The research was a hard slog at times, but was great and really addictive – just like being a detective! Digging through hundreds, if not thousands of microfilms, searching for that missing name – Hallam, Wilson et all. Then back home realising that I should of looked at such and such census or parish record. I have at times ended up chasing a line of ancestors which I believed to by mine, only to find out 6 months, yes 6 hard months later, that they were nothing to do with my family. All because I was inexperienced and hasty and believed I did not need THAT birth certificate to prove the link. That person was mine. I was sure! Oh no he wasn’t!
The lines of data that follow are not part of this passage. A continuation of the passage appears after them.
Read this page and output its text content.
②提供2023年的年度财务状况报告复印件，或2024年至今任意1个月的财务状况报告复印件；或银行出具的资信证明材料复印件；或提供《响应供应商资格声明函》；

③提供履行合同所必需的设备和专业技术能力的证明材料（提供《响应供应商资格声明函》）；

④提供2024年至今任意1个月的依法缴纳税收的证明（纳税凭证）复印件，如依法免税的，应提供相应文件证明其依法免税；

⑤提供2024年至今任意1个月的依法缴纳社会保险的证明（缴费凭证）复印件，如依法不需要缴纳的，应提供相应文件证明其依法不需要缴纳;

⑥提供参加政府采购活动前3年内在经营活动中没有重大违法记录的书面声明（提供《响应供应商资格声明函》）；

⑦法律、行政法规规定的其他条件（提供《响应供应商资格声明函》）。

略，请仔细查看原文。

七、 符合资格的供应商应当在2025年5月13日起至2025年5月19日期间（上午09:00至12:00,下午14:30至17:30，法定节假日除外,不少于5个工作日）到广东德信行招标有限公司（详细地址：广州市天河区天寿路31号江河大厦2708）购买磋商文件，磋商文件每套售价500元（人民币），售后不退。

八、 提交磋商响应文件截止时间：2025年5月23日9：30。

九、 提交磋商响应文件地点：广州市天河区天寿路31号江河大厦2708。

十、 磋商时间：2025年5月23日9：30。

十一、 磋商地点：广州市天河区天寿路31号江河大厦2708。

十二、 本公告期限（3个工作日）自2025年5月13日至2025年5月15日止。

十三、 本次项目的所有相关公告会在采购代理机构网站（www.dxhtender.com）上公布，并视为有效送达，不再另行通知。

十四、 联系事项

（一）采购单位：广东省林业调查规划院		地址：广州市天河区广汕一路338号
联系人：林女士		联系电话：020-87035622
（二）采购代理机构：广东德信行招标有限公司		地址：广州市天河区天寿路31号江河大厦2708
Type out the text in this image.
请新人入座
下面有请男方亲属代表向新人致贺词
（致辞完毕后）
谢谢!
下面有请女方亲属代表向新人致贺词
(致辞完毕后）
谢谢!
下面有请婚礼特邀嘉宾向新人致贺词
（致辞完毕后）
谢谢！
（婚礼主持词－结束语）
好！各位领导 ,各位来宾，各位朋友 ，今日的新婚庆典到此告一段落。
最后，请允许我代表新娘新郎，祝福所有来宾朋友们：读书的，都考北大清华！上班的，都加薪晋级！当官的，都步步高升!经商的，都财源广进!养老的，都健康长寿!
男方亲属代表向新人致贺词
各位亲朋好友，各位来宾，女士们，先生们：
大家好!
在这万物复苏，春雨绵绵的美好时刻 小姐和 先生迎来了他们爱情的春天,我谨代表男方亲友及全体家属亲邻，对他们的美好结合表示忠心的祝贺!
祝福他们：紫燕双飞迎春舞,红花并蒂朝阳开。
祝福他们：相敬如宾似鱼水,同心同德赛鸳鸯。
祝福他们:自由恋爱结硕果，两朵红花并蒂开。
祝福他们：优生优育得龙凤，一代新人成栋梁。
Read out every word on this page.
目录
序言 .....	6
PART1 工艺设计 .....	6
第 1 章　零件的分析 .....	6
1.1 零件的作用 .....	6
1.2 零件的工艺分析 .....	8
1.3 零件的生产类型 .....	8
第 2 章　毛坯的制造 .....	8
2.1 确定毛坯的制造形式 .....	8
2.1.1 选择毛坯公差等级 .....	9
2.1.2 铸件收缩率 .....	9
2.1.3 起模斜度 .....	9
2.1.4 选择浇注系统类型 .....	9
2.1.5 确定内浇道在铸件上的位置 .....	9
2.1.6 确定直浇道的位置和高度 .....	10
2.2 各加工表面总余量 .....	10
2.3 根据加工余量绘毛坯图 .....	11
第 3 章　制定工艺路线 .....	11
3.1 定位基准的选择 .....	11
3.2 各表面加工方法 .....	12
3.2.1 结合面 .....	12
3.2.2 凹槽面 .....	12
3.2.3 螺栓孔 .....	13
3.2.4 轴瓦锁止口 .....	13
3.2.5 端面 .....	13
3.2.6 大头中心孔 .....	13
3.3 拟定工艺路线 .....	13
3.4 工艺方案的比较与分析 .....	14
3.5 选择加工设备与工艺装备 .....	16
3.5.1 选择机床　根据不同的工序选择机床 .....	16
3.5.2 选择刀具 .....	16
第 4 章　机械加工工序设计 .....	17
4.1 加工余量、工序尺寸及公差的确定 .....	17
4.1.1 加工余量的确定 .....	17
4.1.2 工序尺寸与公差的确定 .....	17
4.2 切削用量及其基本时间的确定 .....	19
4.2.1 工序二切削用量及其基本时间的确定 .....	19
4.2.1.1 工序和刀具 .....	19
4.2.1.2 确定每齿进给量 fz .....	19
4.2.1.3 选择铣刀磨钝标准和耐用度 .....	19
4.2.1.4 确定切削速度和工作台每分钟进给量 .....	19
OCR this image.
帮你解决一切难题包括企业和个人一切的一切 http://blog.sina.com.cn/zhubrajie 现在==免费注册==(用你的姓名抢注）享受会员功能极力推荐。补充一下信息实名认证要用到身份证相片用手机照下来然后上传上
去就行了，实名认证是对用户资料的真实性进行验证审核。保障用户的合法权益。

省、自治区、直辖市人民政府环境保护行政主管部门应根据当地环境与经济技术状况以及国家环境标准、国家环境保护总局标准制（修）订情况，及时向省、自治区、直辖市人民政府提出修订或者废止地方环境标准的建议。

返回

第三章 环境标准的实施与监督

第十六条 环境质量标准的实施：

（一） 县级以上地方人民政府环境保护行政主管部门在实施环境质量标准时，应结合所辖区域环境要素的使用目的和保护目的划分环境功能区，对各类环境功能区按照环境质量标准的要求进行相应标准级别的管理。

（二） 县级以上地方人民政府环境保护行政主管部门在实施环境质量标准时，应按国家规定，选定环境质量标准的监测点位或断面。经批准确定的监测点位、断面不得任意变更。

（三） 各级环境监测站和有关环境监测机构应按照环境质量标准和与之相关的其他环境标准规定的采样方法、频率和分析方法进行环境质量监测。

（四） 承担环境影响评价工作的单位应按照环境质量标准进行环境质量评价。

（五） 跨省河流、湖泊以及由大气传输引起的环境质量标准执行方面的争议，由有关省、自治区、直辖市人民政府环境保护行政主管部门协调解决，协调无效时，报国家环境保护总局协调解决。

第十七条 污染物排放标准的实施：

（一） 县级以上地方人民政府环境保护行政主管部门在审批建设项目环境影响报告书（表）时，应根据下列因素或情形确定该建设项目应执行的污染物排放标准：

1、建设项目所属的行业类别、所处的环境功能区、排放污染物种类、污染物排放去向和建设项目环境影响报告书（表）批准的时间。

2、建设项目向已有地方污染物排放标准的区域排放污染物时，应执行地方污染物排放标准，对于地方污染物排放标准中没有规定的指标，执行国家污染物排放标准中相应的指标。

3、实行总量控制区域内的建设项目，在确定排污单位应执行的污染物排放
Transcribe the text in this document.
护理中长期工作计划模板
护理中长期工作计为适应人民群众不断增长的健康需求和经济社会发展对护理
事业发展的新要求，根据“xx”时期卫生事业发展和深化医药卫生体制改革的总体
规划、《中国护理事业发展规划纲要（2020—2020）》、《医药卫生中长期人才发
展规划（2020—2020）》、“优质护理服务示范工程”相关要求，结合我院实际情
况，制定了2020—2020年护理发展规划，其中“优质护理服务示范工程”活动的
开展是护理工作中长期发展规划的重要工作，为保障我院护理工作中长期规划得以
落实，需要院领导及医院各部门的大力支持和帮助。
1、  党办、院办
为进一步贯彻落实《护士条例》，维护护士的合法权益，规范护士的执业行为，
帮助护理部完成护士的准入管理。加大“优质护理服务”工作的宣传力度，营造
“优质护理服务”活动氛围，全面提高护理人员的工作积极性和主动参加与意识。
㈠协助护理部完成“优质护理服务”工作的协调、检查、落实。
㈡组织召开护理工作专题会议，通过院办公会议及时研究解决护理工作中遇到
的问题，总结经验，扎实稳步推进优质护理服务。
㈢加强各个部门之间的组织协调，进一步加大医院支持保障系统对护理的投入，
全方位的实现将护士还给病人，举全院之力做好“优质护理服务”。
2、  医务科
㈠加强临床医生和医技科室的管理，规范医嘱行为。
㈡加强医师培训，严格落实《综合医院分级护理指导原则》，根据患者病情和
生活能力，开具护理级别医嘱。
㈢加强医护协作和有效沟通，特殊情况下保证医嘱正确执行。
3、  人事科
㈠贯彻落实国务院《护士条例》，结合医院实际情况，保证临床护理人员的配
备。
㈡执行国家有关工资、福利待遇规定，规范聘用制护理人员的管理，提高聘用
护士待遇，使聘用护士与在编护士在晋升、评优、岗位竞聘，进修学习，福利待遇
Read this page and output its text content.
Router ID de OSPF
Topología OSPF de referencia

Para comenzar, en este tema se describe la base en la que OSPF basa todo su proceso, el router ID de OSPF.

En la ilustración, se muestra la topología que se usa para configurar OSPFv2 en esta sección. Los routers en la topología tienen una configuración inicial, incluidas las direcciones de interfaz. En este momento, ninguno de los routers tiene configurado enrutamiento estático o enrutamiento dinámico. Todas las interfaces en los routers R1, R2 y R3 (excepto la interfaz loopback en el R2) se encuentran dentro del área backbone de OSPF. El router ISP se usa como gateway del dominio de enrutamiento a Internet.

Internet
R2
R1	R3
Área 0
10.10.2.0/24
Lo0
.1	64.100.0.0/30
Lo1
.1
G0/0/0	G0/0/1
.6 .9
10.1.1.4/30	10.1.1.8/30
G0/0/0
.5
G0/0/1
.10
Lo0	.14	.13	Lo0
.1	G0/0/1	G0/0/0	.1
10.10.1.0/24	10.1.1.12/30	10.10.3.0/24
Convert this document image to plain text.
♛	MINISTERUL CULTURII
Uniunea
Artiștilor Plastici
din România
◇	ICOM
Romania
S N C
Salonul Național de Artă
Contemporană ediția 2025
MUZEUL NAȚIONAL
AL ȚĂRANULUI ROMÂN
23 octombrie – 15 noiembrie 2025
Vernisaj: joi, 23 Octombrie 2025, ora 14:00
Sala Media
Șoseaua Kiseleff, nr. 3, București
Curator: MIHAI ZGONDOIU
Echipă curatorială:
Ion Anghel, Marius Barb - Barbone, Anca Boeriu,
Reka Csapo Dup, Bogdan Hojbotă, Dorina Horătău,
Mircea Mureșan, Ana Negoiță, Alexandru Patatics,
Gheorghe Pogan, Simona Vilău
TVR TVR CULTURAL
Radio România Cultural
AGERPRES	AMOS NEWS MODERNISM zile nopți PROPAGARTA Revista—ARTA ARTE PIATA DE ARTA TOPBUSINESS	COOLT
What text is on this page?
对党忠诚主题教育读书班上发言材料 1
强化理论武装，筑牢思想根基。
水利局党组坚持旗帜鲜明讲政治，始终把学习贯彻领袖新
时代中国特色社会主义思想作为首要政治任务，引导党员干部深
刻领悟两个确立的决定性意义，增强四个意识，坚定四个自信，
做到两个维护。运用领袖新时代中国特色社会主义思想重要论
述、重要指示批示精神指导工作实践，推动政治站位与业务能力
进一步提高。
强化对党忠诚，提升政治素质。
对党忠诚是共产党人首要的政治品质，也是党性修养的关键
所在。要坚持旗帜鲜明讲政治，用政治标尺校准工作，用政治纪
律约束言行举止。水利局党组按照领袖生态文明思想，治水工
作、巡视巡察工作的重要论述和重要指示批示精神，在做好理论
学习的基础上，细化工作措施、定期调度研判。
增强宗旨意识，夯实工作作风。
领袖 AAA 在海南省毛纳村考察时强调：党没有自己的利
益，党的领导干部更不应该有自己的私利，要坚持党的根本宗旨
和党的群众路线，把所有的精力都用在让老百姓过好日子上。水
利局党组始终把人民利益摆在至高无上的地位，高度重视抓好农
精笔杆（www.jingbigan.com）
Then there are the ups, where you have got that little envelope on the entrance mat, to open and find that YES it is my ancestor. Confirmed. Then rush to update your records, dig through all the old information, update the Family Tree Maker program and update the family trees on the internet to share with everyone. Little things like knowing which way the census auditor went around his route to each house, as you have no home address number. Sad, but I have actually walked the way of the census guy, just to find the right house! Even sadder is that I have done this numerous times!

But the most enjoyable bit for me, was as we say “putting flesh on the bones” really finding out how your ancestors lived. I loved visiting the many cities, towns, villages and hamlets, the wonderful and sad places my ancestors lived worked and played (and buried). Particularly so in the 1800 and 1900 hundreds. I have been amazed and enlightened on how they lived and survived – and not just my ancestors! I have visited the Somme in France and tracked where some of my ancestors fought and died. We visited numerous graves and was really physically and emotionally upset – over someone we never knew! But they were our family.

This is more than genealogy research or family history, to me it has made me understand where I am from and made me appreciate where I am now.